Sin demasiadas esperanzas, el Gobierno jugará su última carta en la Justicia mediante un recurso extraordinario federal ante la Corte Suprema de Justicia de la Nación. El objetivo central del oficialismo es que el máximo tribunal le conceda un «efecto suspensivo» a la medida mientras analiza la cuestión de fondo.

«Es altamente improbable que nos lo concedan», admitió una fuente de altísimo rango gubernamental al medio ya citado.

Según explicaron especialistas judiciales, en el ínterin procesal entre la presentación y la resolución del recurso, se genera un «limbo» que obliga al Gobierno a cumplir la medida cautelar y comenzar a transferir los fondos exigidos desde este mismo viernes.

En el Consejo Interuniversitario Nacional (CIN) coinciden con esta lectura y, en caso de no haber suspensión, exigen que se llame a paritarias de forma inmediata para actualizar salarios.


Qué exige la Ley de Financiamiento Universitario


La medida cautelar, ratificada en primera instancia y por la Cámara Contencioso Administrativo Federal, exige que el Estado cumpla de inmediato con los artículos 5 y 6 de la ley sancionada por el Congreso y cuyo veto presidencial fue posteriormente revertido por la oposición. Las claves de la exigencia son:

  • Recomposición salarial: actualización de los sueldos para docentes y nodocentes de las universidades públicas, cubriendo el desfase inflacionario desde el 1 de diciembre de 2023 hasta la sanción de la ley en septiembre de 2025.
  • Becas estudiantiles: la recomposición y actualización de todos los programas de becas destinados a los estudiantes de la educación superior.
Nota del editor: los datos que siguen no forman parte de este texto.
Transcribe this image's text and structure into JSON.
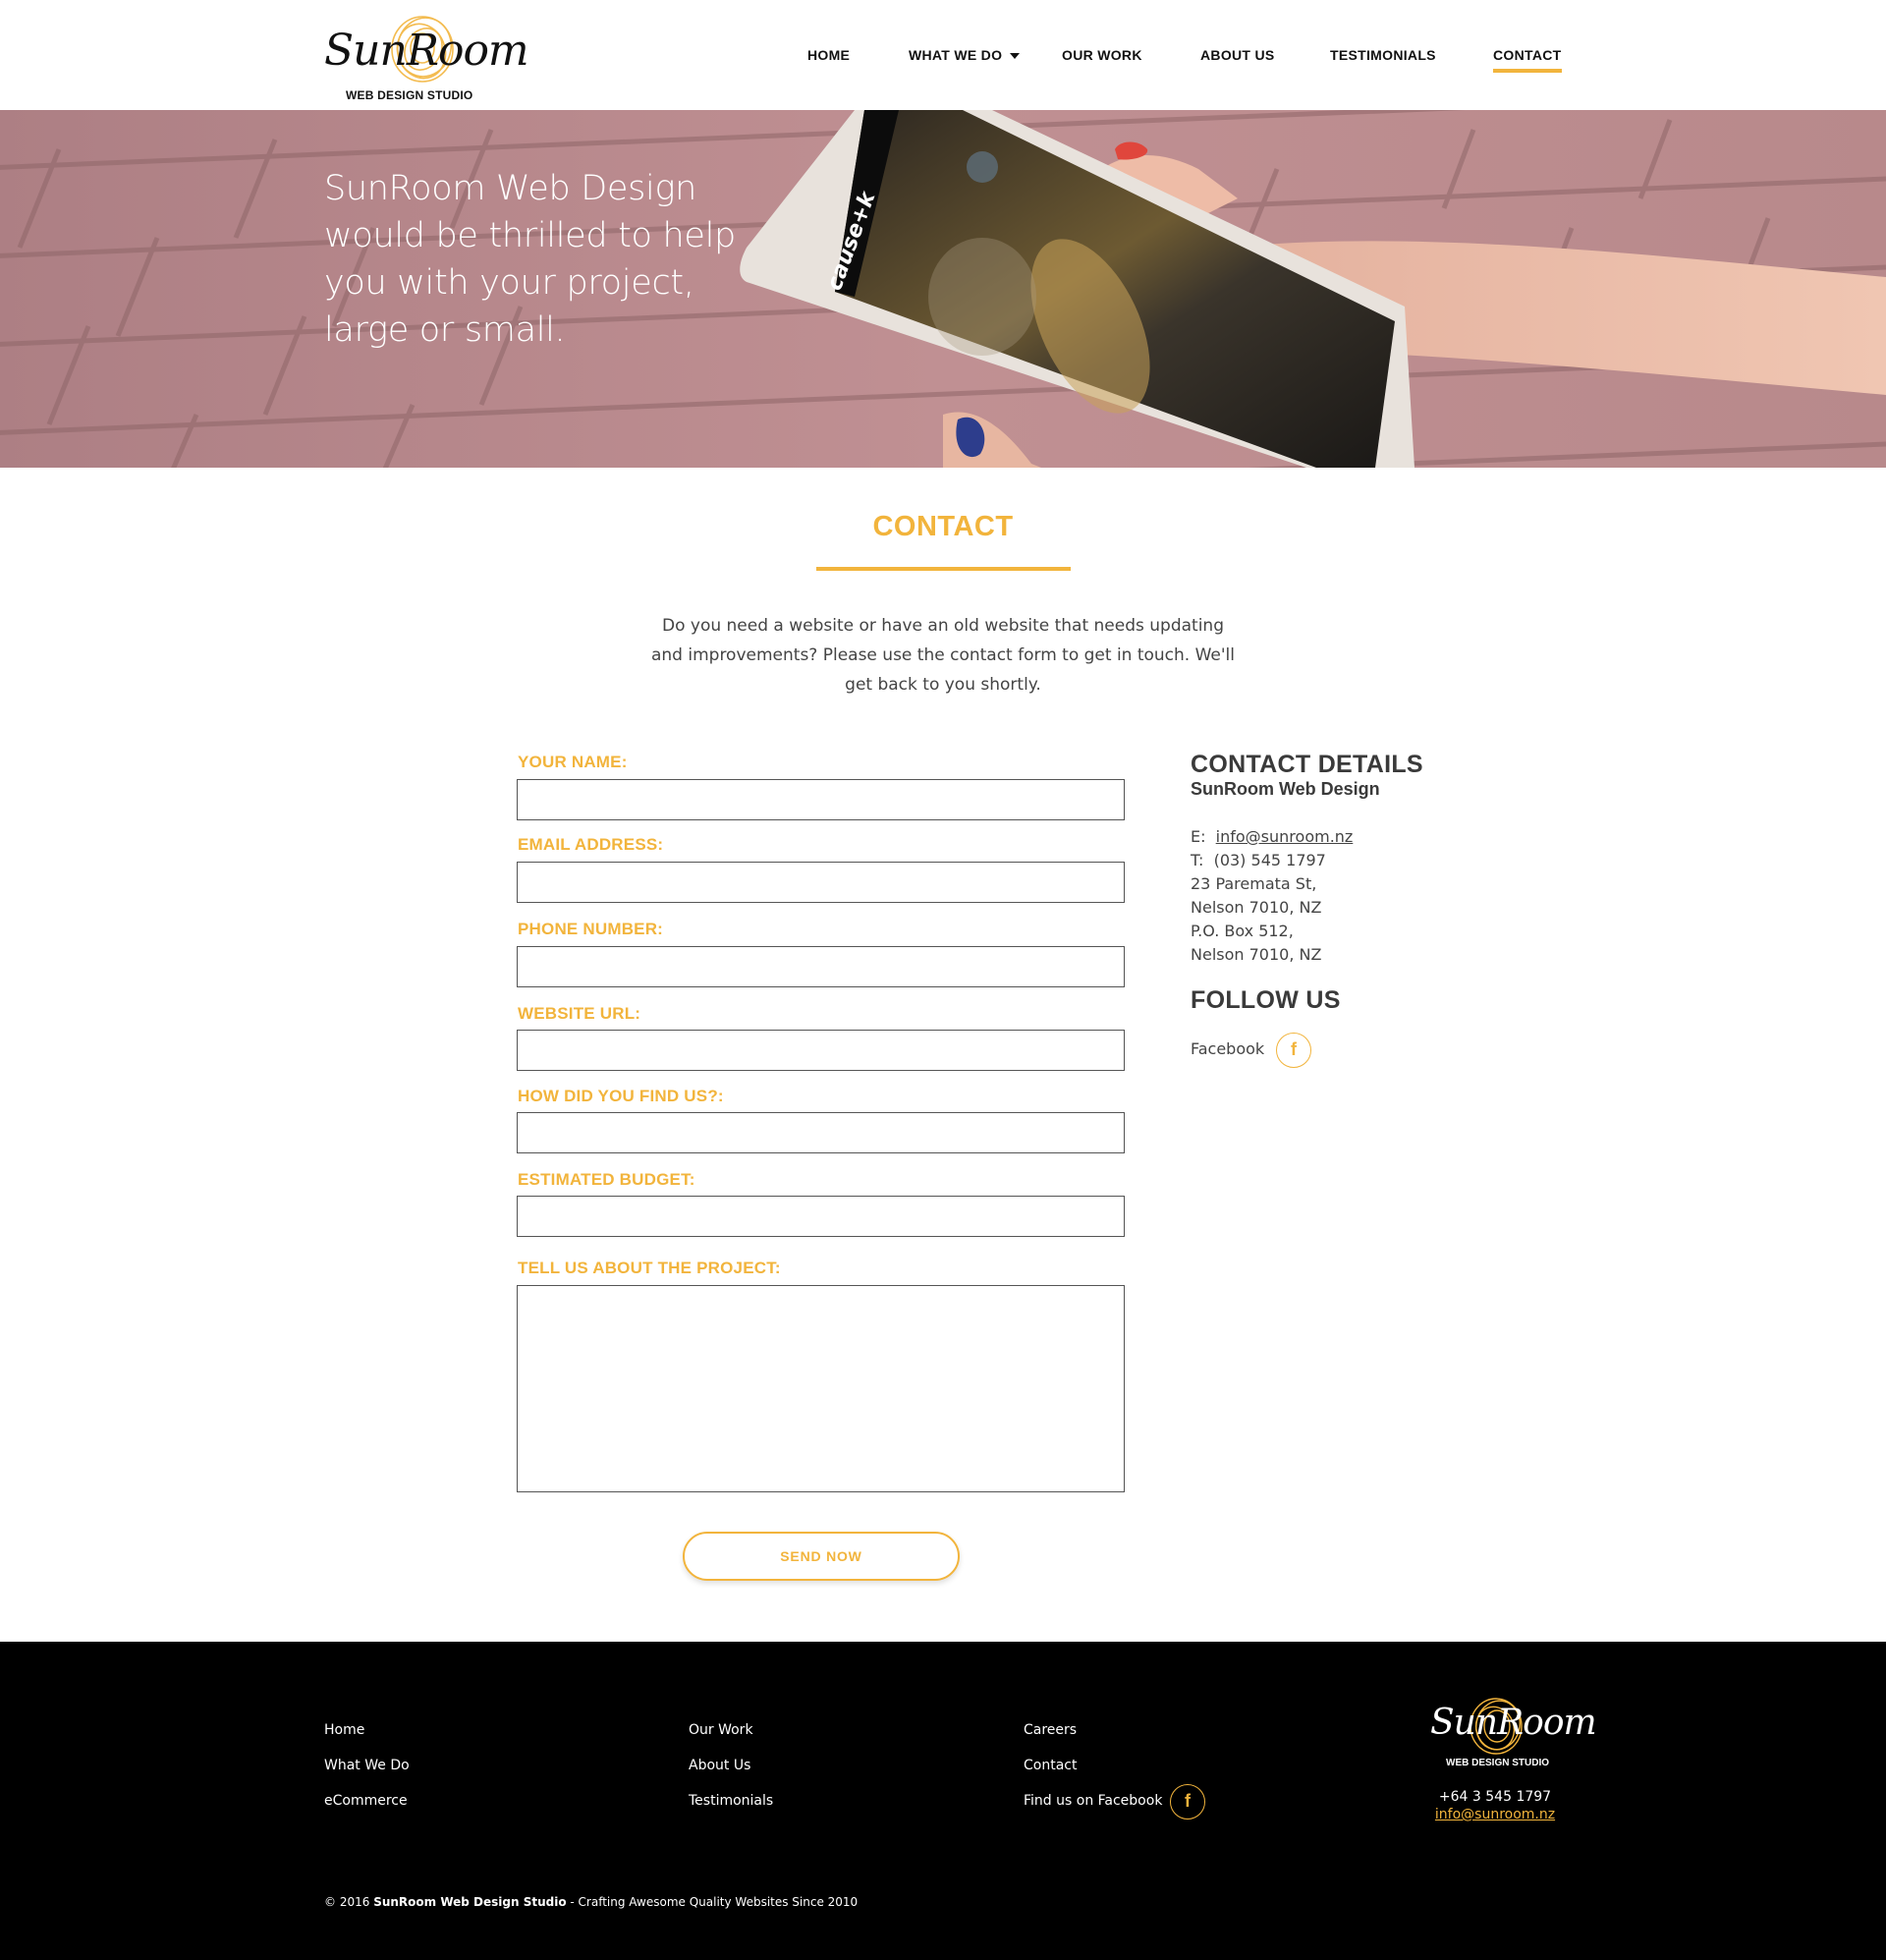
{
  "brand": {
    "name": "SunRoom",
    "tagline": "WEB DESIGN STUDIO",
    "accent_color": "#f2b43c"
  },
  "nav": {
    "items": [
      {
        "label": "HOME"
      },
      {
        "label": "WHAT WE DO"
      },
      {
        "label": "OUR WORK"
      },
      {
        "label": "ABOUT US"
      },
      {
        "label": "TESTIMONIALS"
      },
      {
        "label": "CONTACT"
      }
    ],
    "active": "CONTACT"
  },
  "hero": {
    "text": "SunRoom Web Design would be thrilled to help you with your project, large or small.",
    "tablet_brand": "cause+k"
  },
  "contact": {
    "title": "CONTACT",
    "intro": "Do you need a website or have an old website that needs updating and improvements? Please use the contact form to get in touch. We'll get back to you shortly.",
    "form": {
      "fields": [
        {
          "label": "YOUR NAME:",
          "value": ""
        },
        {
          "label": "EMAIL ADDRESS:",
          "value": ""
        },
        {
          "label": "PHONE NUMBER:",
          "value": ""
        },
        {
          "label": "WEBSITE URL:",
          "value": ""
        },
        {
          "label": "HOW DID YOU FIND US?:",
          "value": ""
        },
        {
          "label": "ESTIMATED BUDGET:",
          "value": ""
        }
      ],
      "message_label": "TELL US ABOUT THE PROJECT:",
      "message_value": "",
      "submit_label": "SEND NOW"
    },
    "details": {
      "heading": "CONTACT DETAILS",
      "company": "SunRoom Web Design",
      "email_prefix": "E:",
      "email": "info@sunroom.nz",
      "phone_prefix": "T:",
      "phone": "(03) 545 1797",
      "address_line1": "23 Paremata St,",
      "address_line2": "Nelson 7010, NZ",
      "po_line1": "P.O. Box 512,",
      "po_line2": "Nelson 7010, NZ"
    },
    "follow": {
      "heading": "FOLLOW US",
      "facebook_label": "Facebook",
      "facebook_icon": "f"
    }
  },
  "footer": {
    "col1": [
      "Home",
      "What We Do",
      "eCommerce"
    ],
    "col2": [
      "Our Work",
      "About Us",
      "Testimonials"
    ],
    "col3": [
      "Careers",
      "Contact",
      "Find us on Facebook"
    ],
    "facebook_icon": "f",
    "phone": "+64 3 545 1797",
    "email": "info@sunroom.nz",
    "copyright_prefix": "© 2016",
    "copyright_company": "SunRoom Web Design Studio",
    "copyright_suffix": "- Crafting Awesome Quality Websites Since 2010"
  }
}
El impacto de la licuación salarial y las tensiones internas


La presión judicial llega en un momento crítico para el sector educativo. Según un informe reciente del CIN, las transferencias a las universidades nacionales acumulan una caída real del 45,6% entre 2023 y 2026.

La situación es especialmente dramática en los ingresos de los trabajadores, rubro que abarca la mayor parte del presupuesto universitario. Desde la asunción de Milei, los salarios universitarios subieron un 158%, mientras que la inflación acumulada alcanzó un 280%. Esto representa una brutal pérdida del poder adquisitivo del 32%, equivalente a perder aproximadamente 7,3 salarios mensuales desde noviembre de 2023.

Ante la demora del Gobierno en aplicar los fondos presupuestarios, la comunidad universitaria ya diagramaba una nueva marcha nacional para presionar al Ejecutivo.

En medio de este tenso clima, puertas adentro del Gobierno también hay ruidos: varios funcionarios consideran que el rol del secretario de Políticas Universitarias, Alejandro Álvarez, ha sido insuficiente para contener y confrontar la crisis con las casas de estudio.

Javier Milei junto al secretario de Políticas Universitarias, Alejandro Álvarez, y la ministra de Capital Humano, Sandra Pettovello.